En época histórica el artista, como ocurría en otros oficios,
iba siguiendo poco a poco el camino que le llevaba de aprendiz a
maestro en el seno de una sociedad gremial con normas muy rígidas
controladas por quienes ejercían el mismo oficio.
Casi de niño, alrededor de los 14 años, entraba de aprendiz en
el taller de un maestro con mas o menos renombre. El maestro se
comprometía a enseñarle el oficio y a mantenerle. A cambio, el
aprendiz colaboraba realizando las labores menos especializadas del
oficio. Cuando se consideraba que estaba capacitado para los
trabajos de menos detalle de la propia obra de arte, se sometía a
un examen para alcanzar el grado de oficial. Los oficiales
realizaban la mayor parte de la tarea del taller salvo aquellas en
que el maestro, bien por decisión propia bien por exigencias del
contrato, estaba obligado a realizar personalmente.

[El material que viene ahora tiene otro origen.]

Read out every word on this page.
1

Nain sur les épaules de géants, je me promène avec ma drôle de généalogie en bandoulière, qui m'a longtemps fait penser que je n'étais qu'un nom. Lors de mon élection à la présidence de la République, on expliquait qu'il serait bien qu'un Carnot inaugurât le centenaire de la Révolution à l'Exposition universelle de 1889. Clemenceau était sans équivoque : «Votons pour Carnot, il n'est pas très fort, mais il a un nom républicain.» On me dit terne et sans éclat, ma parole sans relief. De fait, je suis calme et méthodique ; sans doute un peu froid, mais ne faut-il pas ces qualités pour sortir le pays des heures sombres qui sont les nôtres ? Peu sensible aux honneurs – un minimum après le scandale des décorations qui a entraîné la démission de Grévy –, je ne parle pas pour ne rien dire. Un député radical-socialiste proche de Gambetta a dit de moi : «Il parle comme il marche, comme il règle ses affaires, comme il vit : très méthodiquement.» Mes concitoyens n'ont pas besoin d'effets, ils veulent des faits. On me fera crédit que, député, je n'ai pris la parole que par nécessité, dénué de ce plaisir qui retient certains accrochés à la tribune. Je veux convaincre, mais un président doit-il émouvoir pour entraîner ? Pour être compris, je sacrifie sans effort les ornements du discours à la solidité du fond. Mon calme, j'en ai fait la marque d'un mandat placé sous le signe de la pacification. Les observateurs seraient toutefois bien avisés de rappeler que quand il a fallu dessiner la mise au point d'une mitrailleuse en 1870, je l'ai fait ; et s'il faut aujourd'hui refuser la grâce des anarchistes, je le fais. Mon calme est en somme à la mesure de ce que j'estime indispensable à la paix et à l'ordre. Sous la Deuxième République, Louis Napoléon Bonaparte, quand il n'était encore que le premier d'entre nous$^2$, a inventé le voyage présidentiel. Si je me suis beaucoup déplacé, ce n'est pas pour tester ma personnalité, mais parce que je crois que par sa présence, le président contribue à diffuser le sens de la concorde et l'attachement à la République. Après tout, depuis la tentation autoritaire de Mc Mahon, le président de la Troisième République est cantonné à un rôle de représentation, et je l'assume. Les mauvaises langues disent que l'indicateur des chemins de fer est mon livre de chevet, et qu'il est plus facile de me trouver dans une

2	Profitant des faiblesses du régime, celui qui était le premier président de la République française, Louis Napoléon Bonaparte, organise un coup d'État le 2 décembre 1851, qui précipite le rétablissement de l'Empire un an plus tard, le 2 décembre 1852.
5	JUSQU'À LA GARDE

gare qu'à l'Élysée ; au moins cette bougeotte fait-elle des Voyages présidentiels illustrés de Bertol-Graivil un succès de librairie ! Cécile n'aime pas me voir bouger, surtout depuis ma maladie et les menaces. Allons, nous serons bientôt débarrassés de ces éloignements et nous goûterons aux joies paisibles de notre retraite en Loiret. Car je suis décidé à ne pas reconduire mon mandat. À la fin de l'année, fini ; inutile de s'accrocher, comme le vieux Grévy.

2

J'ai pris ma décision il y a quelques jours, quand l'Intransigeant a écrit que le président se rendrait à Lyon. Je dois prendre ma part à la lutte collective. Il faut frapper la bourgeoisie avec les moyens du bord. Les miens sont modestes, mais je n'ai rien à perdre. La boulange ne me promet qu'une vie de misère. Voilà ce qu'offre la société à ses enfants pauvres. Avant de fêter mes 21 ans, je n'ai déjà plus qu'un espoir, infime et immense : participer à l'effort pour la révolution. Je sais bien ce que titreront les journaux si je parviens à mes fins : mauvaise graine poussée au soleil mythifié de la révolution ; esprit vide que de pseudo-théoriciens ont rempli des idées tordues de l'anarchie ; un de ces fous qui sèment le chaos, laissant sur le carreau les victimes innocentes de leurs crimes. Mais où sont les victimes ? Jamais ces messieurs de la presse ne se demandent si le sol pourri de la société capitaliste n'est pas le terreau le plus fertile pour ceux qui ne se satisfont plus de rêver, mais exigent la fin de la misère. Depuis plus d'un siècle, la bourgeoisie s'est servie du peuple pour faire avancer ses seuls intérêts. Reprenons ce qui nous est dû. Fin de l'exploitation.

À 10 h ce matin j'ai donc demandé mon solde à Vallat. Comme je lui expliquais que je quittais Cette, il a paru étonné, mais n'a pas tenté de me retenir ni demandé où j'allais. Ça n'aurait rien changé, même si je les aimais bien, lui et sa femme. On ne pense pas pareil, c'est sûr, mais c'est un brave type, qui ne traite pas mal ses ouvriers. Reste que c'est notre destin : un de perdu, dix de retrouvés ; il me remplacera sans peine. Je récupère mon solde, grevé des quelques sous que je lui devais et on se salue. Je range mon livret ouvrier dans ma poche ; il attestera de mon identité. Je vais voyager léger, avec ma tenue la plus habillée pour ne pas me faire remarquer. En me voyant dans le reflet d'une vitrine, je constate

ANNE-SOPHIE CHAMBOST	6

Aquellos oficiales que destacando en su oficio querían
independizarse debían de pasar el examen de maestro, con lo cual
además de poder contratar personalmente les permitía abrir su
propio taller, cerrando así una pirámide que permaneció rígida
durante siglos.
Los talleres, dirigidos por el maestro, realizaban siempre las
obras por encargo, que era ajustado mediante contratos estrictos en
los que se señalaban asuntos, tamaños, calidades, precios y plazos
de entrega de la obra de arte. En incumplimiento de alguno de los
extremos del contrato o la disparidad de criterios sobre su
interpretación -y la mayoría de las veces sobre las diferencias
económicas resultantes al acabar la obra-, motivaron numerosos
pleitos entre los artistas y quienes los contrataban, e incluso
entre ellos mismos. Gracias a contratos, cartas de pago, libros de
cuentas y pleitos, podemos saber hoy no sólo la autoría de muchas
obras, sino también el mundo que rodeaba el trabajo del artista.